Через сорок два дня яйцо уже весило сорок килограммов и в длину достигало девяноста пяти сантиметров. После этого с каждым днем оно росло все медленнее, но воду впитывало не менее интенсивно.

– Похоже, что скоро появится птенчик. Костя, тебе не страшно?

– А почему мне должно быть страшно?

– А если он вылупится и пожрет нас? Представляешь, громадина?

– Да кем бы он ни был, он все же будет младенец!

– А младенец-крокодильчик? Он такой же свирепый, как и его взрослые родители!

– Но он же маленький! С ладонь величиной, не более!

– Только и всего.

– Ничего, поживем – увидим. Не может быть, чтобы это был какой-то монстр – не было бы так приятно гладить яйцо.

– Может, в этом и есть его коварство?

– Так можно что угодно опорочить.

На пятьдесят шестой день вес и размеры яйца стабилизировались окончательно. Не переставая «пить», яйцо, достигнув веса семидесяти двух килограммов и длины одного метра двенадцати сантиметров, больше не росло. Его температура несколько снизилась, но чувствовалось, что оно продолжает активно жить. В дневник наблюдений мы с некоторых пор стали заносить не только данные измерений, но и наши впечатления. Мои становились все более нетерпеливыми, а Милочкины – наоборот, все более сдержанными.

На случай, если птенец проклюнется ночью, мы, ложась спать, оставляли открытыми двери в спальне и в детской. А чтобы не пропустить это событие днем, мы пошли на уловки на работе. Милочка организовала свой рабочий день так, чтобы работать по вечерам, а я – наоборот, с утра. Мы томились в ожидании, а яйцо словно испытывало наше терпение, оставаясь в одной поре.

– Пусть бы уже вылуплялся кто угодно. А то так, ни дела, ни работы.

– Не спеши, Костя, еще не известно, сколько хлопот нам этот птенец потом доставит.

– Только не нужно пророчествовать, Милочка! Жизнь покажет.

Наш разговор прервал телефонный звонок. Было начало одиннадцатого вечера. Я решил, что это Коренцовы с каким-нибудь предложением на завтра и снял трубку.

– Алло!

Трубка молчала, но чье-то дыхание было ясно слышно.

– Да говорите же, наконец, не то я положу трубку и выключу телефон!

Послышался тяжкий вздох, а потом елейный голосок Светланы.

– Здравствуй, Костя. Как поживаешь?

– Спасибо, Света. Пока на жизнь не жалуюсь, а что?

– Да, так… соскучилась. Решила поинтересоваться твоим житьем-бытьем. Что у тебя нового?

– Так, ничего особенного. Живем помаленечку.

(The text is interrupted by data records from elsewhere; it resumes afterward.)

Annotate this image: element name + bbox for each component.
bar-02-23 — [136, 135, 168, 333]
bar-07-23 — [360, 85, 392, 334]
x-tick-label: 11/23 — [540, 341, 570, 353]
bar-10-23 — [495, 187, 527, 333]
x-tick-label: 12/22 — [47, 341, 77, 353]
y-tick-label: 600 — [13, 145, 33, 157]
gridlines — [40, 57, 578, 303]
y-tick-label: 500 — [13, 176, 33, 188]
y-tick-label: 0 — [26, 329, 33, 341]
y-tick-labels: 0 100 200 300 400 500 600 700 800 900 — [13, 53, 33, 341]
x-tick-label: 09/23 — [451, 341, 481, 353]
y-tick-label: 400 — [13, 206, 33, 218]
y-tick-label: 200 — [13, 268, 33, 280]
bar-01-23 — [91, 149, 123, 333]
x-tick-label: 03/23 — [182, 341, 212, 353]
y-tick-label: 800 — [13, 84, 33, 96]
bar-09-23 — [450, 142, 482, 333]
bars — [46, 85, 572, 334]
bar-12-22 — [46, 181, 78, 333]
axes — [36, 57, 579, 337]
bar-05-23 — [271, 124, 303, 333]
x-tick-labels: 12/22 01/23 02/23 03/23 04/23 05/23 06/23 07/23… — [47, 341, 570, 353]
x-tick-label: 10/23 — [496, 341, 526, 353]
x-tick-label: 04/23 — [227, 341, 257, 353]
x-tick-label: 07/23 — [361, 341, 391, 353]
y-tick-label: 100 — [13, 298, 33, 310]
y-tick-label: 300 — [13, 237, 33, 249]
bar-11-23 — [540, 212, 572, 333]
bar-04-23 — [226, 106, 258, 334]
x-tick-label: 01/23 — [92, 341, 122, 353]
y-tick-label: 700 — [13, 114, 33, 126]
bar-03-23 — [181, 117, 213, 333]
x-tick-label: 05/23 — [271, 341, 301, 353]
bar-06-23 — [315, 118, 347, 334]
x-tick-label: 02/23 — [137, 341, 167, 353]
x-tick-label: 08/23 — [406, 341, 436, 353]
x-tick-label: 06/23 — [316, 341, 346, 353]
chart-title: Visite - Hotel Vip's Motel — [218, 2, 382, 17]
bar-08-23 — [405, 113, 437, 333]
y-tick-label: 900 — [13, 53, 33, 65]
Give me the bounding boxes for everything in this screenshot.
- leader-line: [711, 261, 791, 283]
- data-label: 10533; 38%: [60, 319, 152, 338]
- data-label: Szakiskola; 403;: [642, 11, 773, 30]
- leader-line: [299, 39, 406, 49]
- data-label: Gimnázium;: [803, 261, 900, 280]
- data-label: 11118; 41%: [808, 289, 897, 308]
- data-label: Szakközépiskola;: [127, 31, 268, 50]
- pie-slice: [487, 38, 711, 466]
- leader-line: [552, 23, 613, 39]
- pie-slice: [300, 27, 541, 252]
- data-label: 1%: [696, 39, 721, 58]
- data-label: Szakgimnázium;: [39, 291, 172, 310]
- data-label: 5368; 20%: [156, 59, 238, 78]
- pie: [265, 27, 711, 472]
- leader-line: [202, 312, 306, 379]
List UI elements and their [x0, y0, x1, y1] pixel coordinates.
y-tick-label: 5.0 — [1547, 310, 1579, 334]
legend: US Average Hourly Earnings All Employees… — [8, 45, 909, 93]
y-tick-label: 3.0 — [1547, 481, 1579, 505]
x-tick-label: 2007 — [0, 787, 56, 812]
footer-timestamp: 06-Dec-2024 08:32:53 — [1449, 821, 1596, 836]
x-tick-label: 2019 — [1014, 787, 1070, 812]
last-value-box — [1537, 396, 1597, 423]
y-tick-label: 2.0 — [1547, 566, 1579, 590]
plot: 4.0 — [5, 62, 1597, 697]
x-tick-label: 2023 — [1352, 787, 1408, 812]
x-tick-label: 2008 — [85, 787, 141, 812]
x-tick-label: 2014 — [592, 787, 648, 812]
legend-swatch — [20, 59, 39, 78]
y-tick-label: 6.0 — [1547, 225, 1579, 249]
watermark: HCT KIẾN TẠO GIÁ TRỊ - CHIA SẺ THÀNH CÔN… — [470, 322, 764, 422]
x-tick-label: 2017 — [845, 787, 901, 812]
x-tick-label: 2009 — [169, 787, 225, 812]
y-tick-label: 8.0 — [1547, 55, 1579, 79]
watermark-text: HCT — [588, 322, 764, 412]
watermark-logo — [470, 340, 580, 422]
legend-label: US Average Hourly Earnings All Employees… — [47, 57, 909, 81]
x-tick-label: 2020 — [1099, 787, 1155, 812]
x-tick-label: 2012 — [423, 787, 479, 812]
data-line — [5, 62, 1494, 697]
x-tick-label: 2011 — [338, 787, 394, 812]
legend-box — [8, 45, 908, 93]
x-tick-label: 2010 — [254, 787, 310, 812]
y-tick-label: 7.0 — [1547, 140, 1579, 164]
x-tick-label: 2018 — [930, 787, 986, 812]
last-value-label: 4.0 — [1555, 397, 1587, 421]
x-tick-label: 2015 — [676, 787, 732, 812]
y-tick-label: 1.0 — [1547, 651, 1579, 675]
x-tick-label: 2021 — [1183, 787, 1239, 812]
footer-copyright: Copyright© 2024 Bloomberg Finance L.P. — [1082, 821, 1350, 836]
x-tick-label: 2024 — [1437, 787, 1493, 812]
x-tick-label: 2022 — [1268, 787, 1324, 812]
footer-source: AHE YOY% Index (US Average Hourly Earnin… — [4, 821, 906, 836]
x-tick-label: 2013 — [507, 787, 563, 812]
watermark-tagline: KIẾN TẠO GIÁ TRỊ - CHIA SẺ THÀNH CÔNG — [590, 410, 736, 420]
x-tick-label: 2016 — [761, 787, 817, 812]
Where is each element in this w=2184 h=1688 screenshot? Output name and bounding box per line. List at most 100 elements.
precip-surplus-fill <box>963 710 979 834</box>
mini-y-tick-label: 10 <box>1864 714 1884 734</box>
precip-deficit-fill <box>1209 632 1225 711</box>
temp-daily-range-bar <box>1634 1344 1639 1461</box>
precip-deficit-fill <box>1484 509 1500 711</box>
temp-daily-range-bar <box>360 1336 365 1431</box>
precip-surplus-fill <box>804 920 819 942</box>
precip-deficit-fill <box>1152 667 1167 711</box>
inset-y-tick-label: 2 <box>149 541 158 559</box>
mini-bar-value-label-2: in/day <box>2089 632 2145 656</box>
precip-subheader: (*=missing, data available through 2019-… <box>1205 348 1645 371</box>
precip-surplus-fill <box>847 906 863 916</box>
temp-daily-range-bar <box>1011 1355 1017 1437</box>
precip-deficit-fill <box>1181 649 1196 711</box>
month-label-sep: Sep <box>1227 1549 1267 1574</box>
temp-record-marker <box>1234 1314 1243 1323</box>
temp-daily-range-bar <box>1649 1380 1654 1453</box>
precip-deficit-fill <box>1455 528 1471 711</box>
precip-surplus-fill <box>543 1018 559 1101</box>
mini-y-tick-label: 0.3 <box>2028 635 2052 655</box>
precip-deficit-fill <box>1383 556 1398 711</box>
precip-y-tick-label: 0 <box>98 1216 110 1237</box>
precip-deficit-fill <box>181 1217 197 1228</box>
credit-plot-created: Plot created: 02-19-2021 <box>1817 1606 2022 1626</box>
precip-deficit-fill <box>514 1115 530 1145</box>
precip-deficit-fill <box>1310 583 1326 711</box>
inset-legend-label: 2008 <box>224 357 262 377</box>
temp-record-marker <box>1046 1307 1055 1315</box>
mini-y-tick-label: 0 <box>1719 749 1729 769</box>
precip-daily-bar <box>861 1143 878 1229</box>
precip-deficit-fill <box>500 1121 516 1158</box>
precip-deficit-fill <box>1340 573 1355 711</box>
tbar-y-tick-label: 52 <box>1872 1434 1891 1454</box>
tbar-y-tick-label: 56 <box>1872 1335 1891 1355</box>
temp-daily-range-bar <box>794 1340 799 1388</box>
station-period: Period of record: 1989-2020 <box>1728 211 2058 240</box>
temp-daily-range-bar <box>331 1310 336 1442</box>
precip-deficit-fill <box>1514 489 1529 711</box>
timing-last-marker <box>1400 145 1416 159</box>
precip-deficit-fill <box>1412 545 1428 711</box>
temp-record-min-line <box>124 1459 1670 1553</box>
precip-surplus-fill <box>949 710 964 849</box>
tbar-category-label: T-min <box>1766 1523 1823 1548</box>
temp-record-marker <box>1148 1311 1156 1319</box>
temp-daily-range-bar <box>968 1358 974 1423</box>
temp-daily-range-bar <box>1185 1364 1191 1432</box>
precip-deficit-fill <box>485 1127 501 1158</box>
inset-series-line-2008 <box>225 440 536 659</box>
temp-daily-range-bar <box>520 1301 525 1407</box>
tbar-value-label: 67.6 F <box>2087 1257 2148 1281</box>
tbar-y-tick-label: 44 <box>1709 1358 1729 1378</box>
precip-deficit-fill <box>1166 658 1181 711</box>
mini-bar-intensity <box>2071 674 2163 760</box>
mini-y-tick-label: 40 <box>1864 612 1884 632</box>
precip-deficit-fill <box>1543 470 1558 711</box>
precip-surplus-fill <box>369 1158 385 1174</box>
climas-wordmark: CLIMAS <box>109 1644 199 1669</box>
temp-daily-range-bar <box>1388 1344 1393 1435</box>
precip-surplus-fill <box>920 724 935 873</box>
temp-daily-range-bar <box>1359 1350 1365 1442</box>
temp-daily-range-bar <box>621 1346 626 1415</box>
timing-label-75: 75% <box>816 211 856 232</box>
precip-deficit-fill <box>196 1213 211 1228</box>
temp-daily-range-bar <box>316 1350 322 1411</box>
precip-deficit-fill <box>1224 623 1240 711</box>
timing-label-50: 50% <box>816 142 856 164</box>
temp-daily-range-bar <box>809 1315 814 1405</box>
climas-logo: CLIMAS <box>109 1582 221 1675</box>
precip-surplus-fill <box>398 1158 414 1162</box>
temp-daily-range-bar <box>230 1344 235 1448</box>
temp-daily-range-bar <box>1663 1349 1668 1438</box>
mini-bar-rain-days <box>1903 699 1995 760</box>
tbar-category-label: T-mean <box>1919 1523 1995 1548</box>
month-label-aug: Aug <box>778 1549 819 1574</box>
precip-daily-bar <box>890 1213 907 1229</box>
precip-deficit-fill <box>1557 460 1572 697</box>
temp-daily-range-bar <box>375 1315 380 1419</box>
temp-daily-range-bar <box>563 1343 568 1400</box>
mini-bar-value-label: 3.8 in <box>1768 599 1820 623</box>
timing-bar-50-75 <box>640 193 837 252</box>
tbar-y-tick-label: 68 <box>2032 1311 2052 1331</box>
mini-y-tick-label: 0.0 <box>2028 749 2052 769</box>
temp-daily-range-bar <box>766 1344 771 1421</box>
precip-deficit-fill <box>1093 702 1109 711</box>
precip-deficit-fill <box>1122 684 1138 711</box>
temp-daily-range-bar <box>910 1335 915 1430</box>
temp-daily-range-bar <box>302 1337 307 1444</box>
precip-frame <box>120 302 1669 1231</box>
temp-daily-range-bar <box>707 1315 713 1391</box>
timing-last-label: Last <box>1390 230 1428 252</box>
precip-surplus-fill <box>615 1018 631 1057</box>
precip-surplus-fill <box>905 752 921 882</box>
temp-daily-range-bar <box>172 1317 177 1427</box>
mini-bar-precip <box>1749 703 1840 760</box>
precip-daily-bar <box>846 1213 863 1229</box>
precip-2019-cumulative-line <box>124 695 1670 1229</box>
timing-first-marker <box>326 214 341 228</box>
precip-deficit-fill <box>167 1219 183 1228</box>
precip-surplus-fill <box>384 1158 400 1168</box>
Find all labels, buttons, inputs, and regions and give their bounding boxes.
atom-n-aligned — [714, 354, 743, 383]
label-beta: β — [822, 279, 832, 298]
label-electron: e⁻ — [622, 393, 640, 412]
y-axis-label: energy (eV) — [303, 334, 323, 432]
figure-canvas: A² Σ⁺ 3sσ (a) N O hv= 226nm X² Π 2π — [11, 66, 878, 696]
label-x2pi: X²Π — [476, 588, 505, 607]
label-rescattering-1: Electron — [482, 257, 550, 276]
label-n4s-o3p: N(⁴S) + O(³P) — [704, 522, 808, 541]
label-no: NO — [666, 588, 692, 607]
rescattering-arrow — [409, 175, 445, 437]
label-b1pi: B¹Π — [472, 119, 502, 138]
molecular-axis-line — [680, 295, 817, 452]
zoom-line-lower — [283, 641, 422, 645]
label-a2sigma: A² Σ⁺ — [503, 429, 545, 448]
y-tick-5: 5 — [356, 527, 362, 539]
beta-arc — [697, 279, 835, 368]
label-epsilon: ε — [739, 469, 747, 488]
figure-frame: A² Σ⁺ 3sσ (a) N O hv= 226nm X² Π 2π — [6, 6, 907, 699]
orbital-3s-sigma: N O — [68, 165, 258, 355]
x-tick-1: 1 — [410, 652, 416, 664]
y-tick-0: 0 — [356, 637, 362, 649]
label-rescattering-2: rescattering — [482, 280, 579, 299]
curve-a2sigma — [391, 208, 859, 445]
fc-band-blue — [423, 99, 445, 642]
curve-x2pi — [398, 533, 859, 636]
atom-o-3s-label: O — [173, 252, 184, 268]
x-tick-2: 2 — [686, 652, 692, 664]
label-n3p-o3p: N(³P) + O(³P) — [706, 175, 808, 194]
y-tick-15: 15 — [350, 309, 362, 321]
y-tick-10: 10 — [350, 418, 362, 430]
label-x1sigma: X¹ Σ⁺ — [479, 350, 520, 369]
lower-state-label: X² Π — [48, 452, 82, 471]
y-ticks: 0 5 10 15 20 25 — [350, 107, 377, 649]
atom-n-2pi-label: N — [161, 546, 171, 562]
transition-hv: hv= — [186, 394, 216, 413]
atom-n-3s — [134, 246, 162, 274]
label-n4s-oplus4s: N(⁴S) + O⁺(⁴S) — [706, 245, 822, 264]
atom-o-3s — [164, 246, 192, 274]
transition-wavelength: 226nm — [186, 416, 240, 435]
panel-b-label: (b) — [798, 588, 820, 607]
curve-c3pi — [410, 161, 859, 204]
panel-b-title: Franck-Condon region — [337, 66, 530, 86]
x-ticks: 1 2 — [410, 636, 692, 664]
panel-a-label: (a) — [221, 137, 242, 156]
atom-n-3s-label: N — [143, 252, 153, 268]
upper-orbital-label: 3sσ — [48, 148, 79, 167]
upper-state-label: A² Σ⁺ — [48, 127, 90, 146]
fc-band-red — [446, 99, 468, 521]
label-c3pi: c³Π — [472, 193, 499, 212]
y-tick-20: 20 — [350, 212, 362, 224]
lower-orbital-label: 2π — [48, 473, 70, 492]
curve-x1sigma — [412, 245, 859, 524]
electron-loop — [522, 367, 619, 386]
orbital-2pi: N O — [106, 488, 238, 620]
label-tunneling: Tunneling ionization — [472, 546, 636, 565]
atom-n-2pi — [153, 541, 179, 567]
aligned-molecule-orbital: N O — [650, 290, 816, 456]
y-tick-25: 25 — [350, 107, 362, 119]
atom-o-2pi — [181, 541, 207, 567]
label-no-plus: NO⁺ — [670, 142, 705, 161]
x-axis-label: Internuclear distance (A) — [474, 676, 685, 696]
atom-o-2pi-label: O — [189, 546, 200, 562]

Она замолчала. Милочка сидела настороженная и вся бледная.

– Что ты еще хотела, Света?

– Да я, собственно, ничего. А ты не хочешь спросить, как поживаю я?

– Нет, Света. Я просто не сомневаюсь, что у тебя все отлично.

Трубка вздохнула и продолжала молчать. Чтобы разрядить неловкую обстановку, я продолжил:

– Теперь у тебя муж – настоящий мужчина, с приличным заработком, красивый, статный, доктор наук, полковник…

– Да разве в этом дело? – перебила она, – главное – чувства и нормальные взаимоотношения… – я услышал, что она плачет.

– Ты же сказала, что теперь по-настоящему полюбила его, именно его. Что, уже разлюбила, что ли?

Она продолжала плакать в трубку. Месяца два назад я бы упивался местью, говорил бы ей колкости, издевался бы над нею. А сейчас не знал как себя вести, что сказать. В душе нарастало чувство какой-то неясной тревоги.

– Света, уже поздно, завтра на работу. Пора спать. У тебя все?

– Извини, Костя. Спокойной ночи и… привет Милочке.

В трубке послышались короткие гудки. В задумчивости я медленно положил трубку.

– Она что, хочет вернуться?

– Нет, видимо, впервые серьезно поскандалила с новым мужем. А он-то не я, а «настоящий мужчина». Познала оборотную сторону медали.

– Сердце дрогнуло?

– Не очень. Просто появилась новая причина для тревоги. Еще начнет бузить вместе с сыновьями. Но я все выдержу. У меня хватит сил до конца бороться за свое счастье… Прости, Милочка, за наше счастье.

– Если она вернется, она будет ценить тебя и будет относиться к тебе совсем иначе…

– Что значит «ценить»? Семья, это что, базар или комиссионная лавка? Разбитую вазу не соберешь. Моя психика уже перестроена, я отвык от нее и от ее штучек-дрючек!

– Нет, я, кажется, лишняя в этой игре.

– Милочка! И ты готова так просто от меня отказаться? А как же я? Я же полюбил тебя!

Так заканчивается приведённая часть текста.